Valerie Winifred Grosvenor Myer | |
---|---|
Born |
Valerie Winifred Grosvenor Godwin April 13, 1935 Soudley, Gloucestershire, England |
Died | August 9, 2007 Haddenham, Cambridgeshire, England |
(aged 72)
Occupation | Journalist, teacher, novelist, biographer, critic, encyclopedist |
Spouse(s) | Michael Grosvenor Myer |
Valerie Winifred Grosvenor Myer (April 13, 1935 – August 9, 2007) was a British writer, university teacher, and editor.
Valerie Winifred Grosvenor Godwin was born in Lower Soudley in the Forest of Dean, Gloucestershire, England.
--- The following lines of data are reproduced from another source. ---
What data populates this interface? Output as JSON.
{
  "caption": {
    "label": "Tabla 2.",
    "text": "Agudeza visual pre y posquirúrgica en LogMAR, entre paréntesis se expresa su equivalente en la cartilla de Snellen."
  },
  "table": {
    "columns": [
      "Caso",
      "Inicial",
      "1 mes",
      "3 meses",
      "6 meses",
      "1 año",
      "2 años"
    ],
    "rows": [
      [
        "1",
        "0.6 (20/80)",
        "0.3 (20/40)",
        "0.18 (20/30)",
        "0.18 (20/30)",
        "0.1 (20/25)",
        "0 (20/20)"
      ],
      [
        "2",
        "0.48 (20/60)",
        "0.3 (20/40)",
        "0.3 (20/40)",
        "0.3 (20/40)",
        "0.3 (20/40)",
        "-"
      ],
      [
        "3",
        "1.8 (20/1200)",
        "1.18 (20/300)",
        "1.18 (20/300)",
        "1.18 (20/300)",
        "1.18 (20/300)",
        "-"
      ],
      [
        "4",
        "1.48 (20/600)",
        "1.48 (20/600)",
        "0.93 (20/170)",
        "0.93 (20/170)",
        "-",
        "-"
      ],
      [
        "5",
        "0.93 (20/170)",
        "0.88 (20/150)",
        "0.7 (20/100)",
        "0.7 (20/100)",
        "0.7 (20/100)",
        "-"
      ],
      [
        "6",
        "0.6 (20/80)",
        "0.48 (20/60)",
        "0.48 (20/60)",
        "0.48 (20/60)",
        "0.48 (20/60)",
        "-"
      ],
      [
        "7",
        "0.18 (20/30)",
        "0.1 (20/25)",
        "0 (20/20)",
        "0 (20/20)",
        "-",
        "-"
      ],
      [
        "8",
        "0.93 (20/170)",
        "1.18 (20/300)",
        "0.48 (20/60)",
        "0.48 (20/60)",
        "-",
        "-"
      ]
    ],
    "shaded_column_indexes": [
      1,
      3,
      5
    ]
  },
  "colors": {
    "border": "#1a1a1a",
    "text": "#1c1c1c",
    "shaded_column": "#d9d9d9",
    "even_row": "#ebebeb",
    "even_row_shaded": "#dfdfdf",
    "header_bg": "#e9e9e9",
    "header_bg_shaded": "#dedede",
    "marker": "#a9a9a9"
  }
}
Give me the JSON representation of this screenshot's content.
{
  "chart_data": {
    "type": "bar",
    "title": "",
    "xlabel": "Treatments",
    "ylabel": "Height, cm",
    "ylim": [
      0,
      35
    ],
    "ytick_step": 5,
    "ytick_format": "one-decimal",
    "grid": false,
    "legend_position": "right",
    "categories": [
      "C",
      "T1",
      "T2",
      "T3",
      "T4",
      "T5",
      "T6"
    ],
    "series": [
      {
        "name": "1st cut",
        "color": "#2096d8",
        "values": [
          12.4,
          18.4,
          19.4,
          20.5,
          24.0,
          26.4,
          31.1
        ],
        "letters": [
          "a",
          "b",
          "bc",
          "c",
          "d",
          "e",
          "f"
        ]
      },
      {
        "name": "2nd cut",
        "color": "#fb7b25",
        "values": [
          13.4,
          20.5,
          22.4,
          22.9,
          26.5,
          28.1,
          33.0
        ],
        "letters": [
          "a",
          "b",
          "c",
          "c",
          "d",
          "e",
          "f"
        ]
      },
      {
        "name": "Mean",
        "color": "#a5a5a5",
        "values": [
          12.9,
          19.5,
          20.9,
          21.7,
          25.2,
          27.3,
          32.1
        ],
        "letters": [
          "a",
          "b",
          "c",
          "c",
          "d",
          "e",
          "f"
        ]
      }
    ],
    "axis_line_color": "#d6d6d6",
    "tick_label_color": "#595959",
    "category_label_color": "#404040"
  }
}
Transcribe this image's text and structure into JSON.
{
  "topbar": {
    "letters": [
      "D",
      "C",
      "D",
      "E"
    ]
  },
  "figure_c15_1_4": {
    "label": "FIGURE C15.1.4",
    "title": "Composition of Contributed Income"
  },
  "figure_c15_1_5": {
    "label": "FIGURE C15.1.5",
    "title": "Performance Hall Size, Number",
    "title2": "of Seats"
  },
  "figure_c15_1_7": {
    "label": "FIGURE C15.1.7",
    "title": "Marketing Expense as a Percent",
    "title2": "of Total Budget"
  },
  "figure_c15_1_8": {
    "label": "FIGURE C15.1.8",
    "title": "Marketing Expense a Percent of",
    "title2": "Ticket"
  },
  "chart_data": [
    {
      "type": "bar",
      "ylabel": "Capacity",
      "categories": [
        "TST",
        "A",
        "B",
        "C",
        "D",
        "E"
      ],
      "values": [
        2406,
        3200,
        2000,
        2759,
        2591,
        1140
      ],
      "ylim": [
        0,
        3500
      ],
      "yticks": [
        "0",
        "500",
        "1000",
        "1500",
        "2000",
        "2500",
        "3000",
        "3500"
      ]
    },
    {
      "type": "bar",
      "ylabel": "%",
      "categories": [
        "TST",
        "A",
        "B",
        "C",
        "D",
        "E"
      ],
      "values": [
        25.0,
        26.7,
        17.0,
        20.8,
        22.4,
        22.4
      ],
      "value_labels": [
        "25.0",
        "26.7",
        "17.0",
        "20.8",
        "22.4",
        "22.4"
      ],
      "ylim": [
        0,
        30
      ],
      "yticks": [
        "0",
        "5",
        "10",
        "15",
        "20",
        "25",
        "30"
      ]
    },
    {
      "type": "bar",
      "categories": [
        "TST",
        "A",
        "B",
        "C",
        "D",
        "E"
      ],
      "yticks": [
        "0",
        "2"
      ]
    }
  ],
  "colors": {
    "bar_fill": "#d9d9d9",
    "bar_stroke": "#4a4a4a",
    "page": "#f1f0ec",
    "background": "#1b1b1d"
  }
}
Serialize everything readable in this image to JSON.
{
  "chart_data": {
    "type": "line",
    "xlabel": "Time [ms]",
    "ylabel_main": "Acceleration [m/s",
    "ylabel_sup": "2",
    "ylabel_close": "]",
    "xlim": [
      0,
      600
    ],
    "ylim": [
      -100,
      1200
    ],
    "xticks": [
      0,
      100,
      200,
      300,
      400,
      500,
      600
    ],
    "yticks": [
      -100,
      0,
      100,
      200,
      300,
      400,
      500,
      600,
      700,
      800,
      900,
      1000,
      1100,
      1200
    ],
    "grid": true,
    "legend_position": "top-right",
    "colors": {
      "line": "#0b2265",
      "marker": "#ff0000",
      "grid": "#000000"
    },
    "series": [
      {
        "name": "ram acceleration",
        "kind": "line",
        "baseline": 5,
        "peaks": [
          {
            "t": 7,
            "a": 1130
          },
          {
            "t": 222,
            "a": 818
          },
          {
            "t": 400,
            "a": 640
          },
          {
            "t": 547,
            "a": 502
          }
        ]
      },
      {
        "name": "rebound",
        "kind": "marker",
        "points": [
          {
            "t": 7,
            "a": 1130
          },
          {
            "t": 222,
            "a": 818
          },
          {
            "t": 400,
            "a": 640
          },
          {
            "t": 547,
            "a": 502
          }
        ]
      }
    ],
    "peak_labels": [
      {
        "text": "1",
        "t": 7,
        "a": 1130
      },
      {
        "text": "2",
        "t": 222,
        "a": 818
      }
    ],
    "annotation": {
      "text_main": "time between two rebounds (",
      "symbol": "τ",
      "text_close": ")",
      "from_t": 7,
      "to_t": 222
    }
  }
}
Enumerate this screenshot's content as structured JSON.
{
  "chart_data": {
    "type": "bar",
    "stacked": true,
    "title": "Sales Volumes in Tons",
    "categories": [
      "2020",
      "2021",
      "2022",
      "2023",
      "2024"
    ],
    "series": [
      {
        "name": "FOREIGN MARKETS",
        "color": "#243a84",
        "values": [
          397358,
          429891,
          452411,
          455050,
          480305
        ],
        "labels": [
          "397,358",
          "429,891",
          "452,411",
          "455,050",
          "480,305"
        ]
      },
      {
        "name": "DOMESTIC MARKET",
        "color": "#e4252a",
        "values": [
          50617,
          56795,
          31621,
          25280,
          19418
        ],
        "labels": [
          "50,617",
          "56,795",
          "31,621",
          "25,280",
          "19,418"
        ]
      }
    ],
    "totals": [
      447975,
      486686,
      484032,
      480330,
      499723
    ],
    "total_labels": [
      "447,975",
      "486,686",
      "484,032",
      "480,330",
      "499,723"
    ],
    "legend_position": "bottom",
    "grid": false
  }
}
Her parents, Donald Godwin and his wife Margaret (née Jones), owned several cottages, but the village had no electricity or indoor sanitation until she was in her late teens. An illegitimate connection, dating from the early nineteenth century, could be traced, through her great-great grandfather Richard Grosvenor, with the Grosvenor family, Marquesses and later Dukes of Westminster — on both sides as her parents were second cousins. She studied at East Dean Grammar School, leaving at the age of 16 to train as a librarian in Gloucester.
She began writing freelance reports for the Forest of Dean Mercury before being taken on as a reporter, and moved in 1958 to the Dartford Chronicle in Kent. She then worked for two Fleet Street women's magazines, Housewife (sub-editor) and Flair (Chief sub-editor). After marrying Michael Myer in 1959, she attended a course at the City Literary Institute.
On the advice of her lecturer, she entered for and won a Mature State Scholarship with an extended essay on one of Jane Austen's juvenilia, "Catherine, or the Bower", and its relationship to her mature work, and went up to Newnham College, Cambridge in 1963 to read English, graduating at the age of 31 with a first class degree. During her time at Cambridge, she wrote theatre criticism for The Guardian.
She was taught in her third year by the distinguished but opinionated Q D Leavis, to whom, as the supervisor held forth on the virtues of the 'organic community' during the course of a discussion of Thomas Hardy's Jude the Obscure, Valerie mentioned that she knew from experience that it could have its disadvantages, having herself had a rural upbringing with no electricity or modern sanitation. "Nonsense, dear," snapped know-it-all Mrs Leavis, "you're much too young!"